Making morality matter means making it matter to players. […] It’s one thing to make players kill polygons in the shape of little girls, but it’s another to make players feel that those girls are human.
Keeping the focus on players, J.P. Grant at Infinite Lag likens the Call of Duty franchise to Saw as a form of death porn. Taking this obsession with violence a step further, a recent feature at Edge explores its pervasiveness in games and tackles some of the conventionally held wisdom.
Keeping with the same publication but switching gears from players to designers, Clint Hocking has a new column up at Edge in which he contends that the “Viking” culture of game development needs desperate modification. Over at The Border House, meanwhile, Alex Raymond ripostes that the scatological humor of the culture isn’t the problem: “it’s the sexism that needs to be eradicated, not necessarily the crudeness. To conflate the two avoids the issue and perpetuates the sexist stereotype that women are sensitive flowers and men need to walk on eggshells around us.”
Sparky “Silver Lining” Clarkson of Discount Thoughts asks us to revisit Final Fantasy XIII and think about the good parts–namely, the underrated battle system.

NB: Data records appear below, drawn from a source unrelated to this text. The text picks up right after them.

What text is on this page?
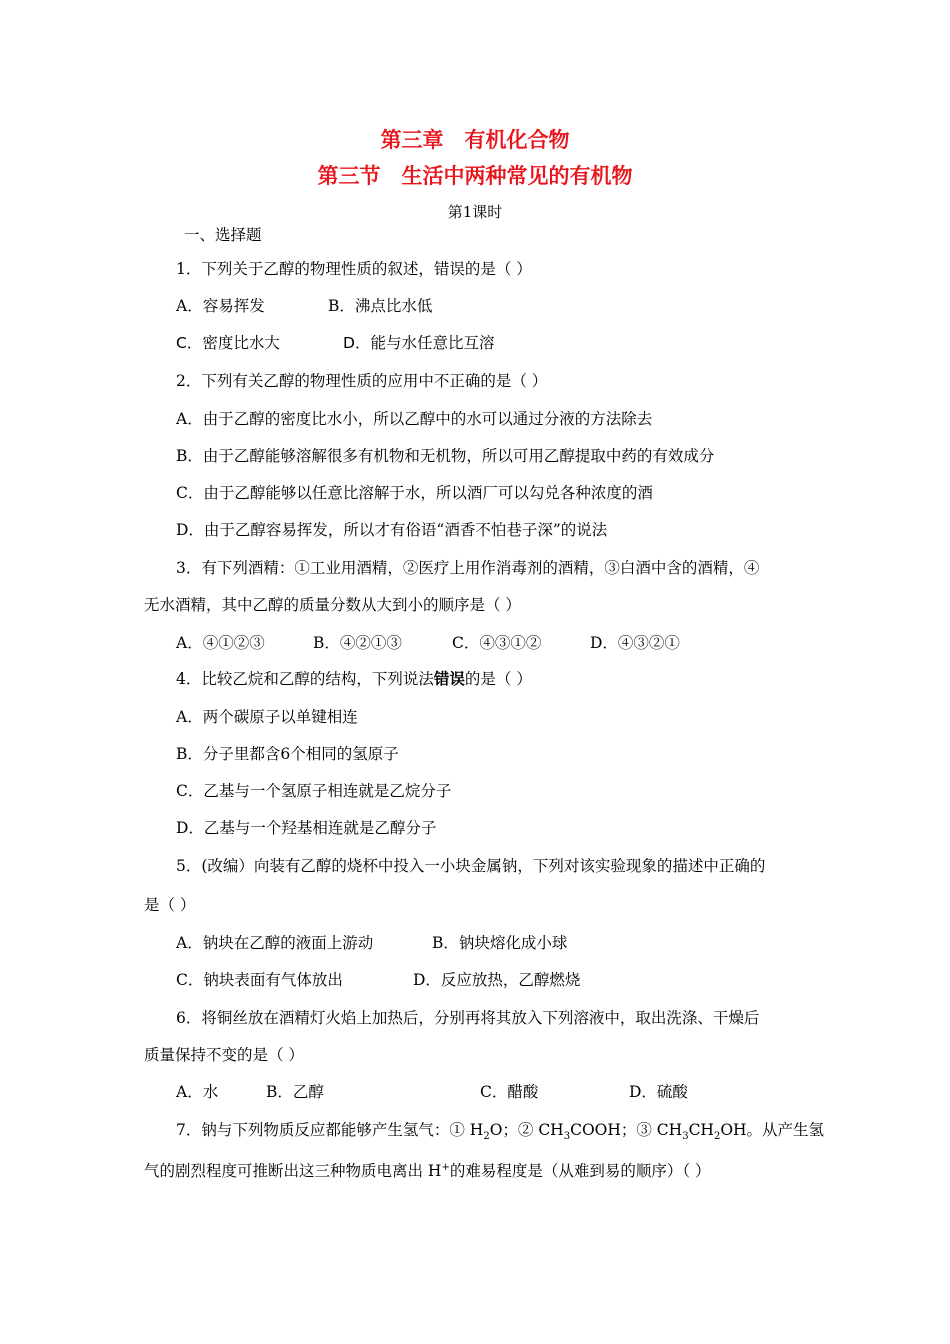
第三章　有机化合物
第三节　生活中两种常见的有机物
第1课时
一、选择题
1．下列关于乙醇的物理性质的叙述，错误的是（ ）
A．容易挥发	B．沸点比水低
C．密度比水大	D．能与水任意比互溶
2．下列有关乙醇的物理性质的应用中不正确的是（ ）
A．由于乙醇的密度比水小，所以乙醇中的水可以通过分液的方法除去
B．由于乙醇能够溶解很多有机物和无机物，所以可用乙醇提取中药的有效成分
C．由于乙醇能够以任意比溶解于水，所以酒厂可以勾兑各种浓度的酒
D．由于乙醇容易挥发，所以才有俗语“酒香不怕巷子深”的说法
3．有下列酒精：①工业用酒精，②医疗上用作消毒剂的酒精，③白酒中含的酒精，④
无水酒精，其中乙醇的质量分数从大到小的顺序是（ ）
A．④①②③	B．④②①③	C．④③①②	D．④③②①
4．比较乙烷和乙醇的结构，下列说法错误的是（ ）
A．两个碳原子以单键相连
B．分子里都含6个相同的氢原子
C．乙基与一个氢原子相连就是乙烷分子
D．乙基与一个羟基相连就是乙醇分子
5．(改编）向装有乙醇的烧杯中投入一小块金属钠，下列对该实验现象的描述中正确的
是（ ）
A．钠块在乙醇的液面上游动	B．钠块熔化成小球
C．钠块表面有气体放出	D．反应放热，乙醇燃烧
6．将铜丝放在酒精灯火焰上加热后，分别再将其放入下列溶液中，取出洗涤、干燥后
质量保持不变的是（ ）
A．水	B．乙醇	C．醋酸	D．硫酸
7．钠与下列物质反应都能够产生氢气：① $H_2O$；② $CH_3COOH$；③ $CH_3CH_2OH$。从产生氢
气的剧烈程度可推断出这三种物质电离出 H+的难易程度是（从难到易的顺序）（ ）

Finally, we end tonight with a look to the future, with what Eric Lockaby promises is a different take on the videogame “preview.” In his essay on Journey at Nightmare Mode, Lockaby writes:
The world of Journey exists in the remnants of communication. Venturing beyond the silent deserts we cross as if into a peristylium—each canyon houses within it a garden of History; each footfall is a Great Listening. And yet our listening alone will not repair this world: the language that failed it will fail us too. Journey asks us to build something stronger.